ActivePure Technologies, LLC
- Industry: Air and surface purification, floor care, healthcare infection prevention, water filtration and treatment
- Founded: 1924 as Electrolux Corp. USA
- Headquarters: Dallas, TX
- Owner: Joseph P. Urso
- Website: activepure.com

= ActivePure =

American air purifier manufacturer

ActivePure Technologies, LLC is a private technology manufacturing company headquartered in Dallas, Texas. With its main facilities in Bristol, Virginia, the company creates air purifiers for distributors. Many of these products contain photohydrolysis-based purification cells, which the company refers to as ActivePure Technology. ActivePure sells to distributors in 72 countries. As of 2021, Aerus Holdings changed its name to ActivePure Technologies.

== History ==
Founded in 1924 by Gustaf Sahlin as Electrolux USA, the company principally produced long-lasting, repairable canister vacuums for both door-to-door salesmen and retail distribution.

The company was acquired by an investment group led by Joseph P. Urso in 1998. Urso renamed the company Aerus Holdings LLC to reflect a focus air purification products. The company later introduced water purification to its product line.

In 2015, the Southern California Gas Company purchased 10,000 RCI-based air purifiers from Aerus to assist residents during the Aliso Canyon gas leak.

In 2017, Aerus's engineering team presented a new version of RCI technology which the company named ActivePure.
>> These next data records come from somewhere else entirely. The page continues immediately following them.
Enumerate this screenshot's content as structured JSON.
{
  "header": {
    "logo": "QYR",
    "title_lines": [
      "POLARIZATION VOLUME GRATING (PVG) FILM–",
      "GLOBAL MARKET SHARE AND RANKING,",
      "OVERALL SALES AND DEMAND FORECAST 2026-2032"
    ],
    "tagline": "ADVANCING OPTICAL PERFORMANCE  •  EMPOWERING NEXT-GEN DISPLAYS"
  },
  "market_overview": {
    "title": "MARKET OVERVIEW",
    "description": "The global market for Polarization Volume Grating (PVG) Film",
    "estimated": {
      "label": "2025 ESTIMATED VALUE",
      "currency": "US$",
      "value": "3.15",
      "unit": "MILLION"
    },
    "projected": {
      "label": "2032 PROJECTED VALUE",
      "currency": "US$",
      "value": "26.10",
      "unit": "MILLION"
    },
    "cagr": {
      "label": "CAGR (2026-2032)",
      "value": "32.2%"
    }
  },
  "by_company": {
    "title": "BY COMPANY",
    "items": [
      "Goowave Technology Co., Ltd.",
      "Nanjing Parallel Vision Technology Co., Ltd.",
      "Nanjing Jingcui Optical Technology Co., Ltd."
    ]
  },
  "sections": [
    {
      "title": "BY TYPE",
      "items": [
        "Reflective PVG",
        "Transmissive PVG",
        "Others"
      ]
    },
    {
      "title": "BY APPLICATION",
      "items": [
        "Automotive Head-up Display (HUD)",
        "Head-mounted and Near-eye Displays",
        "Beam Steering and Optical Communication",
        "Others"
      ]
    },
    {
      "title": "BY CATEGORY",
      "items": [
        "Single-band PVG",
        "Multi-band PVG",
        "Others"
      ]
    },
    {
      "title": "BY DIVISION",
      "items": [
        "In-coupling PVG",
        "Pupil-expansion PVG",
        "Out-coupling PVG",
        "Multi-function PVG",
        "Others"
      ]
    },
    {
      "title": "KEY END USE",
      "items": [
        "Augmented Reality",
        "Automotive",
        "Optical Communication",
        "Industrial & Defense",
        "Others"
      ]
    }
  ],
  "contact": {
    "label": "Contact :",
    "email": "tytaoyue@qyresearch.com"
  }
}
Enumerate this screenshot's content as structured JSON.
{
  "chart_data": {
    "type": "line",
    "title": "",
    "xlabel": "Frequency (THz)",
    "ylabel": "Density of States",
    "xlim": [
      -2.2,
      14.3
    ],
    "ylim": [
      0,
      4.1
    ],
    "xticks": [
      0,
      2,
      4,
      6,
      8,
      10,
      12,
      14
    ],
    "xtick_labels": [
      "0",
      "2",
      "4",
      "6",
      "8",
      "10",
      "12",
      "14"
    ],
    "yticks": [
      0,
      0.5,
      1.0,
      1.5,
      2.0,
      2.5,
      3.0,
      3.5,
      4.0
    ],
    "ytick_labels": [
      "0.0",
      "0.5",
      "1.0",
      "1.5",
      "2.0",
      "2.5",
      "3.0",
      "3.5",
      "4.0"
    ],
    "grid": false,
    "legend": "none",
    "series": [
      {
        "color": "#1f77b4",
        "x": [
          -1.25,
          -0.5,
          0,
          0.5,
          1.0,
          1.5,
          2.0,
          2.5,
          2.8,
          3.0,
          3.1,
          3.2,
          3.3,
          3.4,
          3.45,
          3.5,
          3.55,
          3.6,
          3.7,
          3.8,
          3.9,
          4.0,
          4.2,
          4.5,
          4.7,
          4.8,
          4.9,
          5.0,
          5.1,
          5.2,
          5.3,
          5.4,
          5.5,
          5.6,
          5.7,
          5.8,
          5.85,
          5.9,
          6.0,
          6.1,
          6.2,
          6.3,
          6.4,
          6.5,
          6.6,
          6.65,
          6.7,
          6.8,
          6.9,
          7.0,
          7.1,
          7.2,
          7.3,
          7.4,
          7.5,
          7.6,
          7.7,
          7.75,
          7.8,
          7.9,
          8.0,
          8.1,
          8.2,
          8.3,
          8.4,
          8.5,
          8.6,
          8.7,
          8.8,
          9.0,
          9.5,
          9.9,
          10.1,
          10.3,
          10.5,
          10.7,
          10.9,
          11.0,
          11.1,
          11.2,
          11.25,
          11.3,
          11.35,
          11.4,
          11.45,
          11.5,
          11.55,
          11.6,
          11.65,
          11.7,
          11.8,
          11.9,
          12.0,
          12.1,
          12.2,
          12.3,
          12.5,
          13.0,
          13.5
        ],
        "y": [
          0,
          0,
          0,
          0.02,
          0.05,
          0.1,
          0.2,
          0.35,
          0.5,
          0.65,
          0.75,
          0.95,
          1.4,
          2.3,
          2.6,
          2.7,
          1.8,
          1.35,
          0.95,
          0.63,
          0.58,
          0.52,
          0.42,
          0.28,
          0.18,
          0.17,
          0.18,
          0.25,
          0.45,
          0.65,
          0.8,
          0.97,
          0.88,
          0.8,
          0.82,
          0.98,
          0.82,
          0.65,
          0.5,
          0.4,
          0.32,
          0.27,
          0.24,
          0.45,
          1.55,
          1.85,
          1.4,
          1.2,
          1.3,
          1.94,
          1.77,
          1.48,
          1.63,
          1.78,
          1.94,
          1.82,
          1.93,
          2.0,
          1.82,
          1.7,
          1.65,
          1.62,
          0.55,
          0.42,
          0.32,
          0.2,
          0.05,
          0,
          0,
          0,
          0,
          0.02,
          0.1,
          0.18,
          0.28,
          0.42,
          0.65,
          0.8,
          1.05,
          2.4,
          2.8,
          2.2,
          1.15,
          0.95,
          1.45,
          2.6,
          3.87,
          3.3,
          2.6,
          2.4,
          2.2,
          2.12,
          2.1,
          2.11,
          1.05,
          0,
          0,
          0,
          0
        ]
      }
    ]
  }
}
ActivePure was inducted into the Space Foundation's Space Technology Hall of Fame later that year. The Hall of Fame recognizes technologies that improve life on Earth after being originally developed for space.

In 2020, ActivePure Medical was created to focus on purifiers for healthcare facilities during the COVID-19 pandemic. The Aerus Medical Guardian, renamed the ActivePure Medical Guardian, was certified as a Class II Medical Device by the FDA.

In 2021, Aerus Holdings changed its name to ActivePure Technologies LLC, after its core technology.

During the COVID-19 pandemic, the company expanded its executive team. Its most high-profile hiring was the appointment of former Whitehouse Coronavirus Response Coordinator Dr. Deborah Birx as its Chief Medical and Science advisor.

In 2023, a peer-reviewed study reported a 3-fold reduction of airborne SARS-CoV-2 virus in the rooms of COVID patients using purifiers manufactured by ActivePure.

In 2024, a peer-reviewed study reported the total elimination of hospital-acquired MRSA infections in ICUs using purifiers manufactured by ActivePure.

== Technology ==
The company's technology is descended from a photocatalysis-based device developed by the Wisconsin Center for Space Automation and Robotics called the "ethylene scrubber" which was first used in the space shuttle Columbia. ActivePure's version uses a UV bulb, a proprietary catalyst, and a patented honeycomb matrix. The company refers to its technology as photohydrolysis. Earlier versions of the technology were referred to as Radiant Catalytic Ionization.

ActivePure points to two peer-reviewed studies as evidence of the efficacy of its technology in the field, in addition to its results in the laboratory.

== Related companies ==
ActivePure is owned by the same group as some of its distributors.
- Air Scrubber is ActivePure's HVAC distribution arm. It focuses on in-duct and portable systems.
- ActivePure Medical is a dedicated division within ActivePure Technologies. The division focuses on healthcare and healthcare-related markets.
- Aerus is a franchise-based distributor of ActivePure products. It sells other air purifiers, portable heaters, water treatment systems, and vacuum cleaners.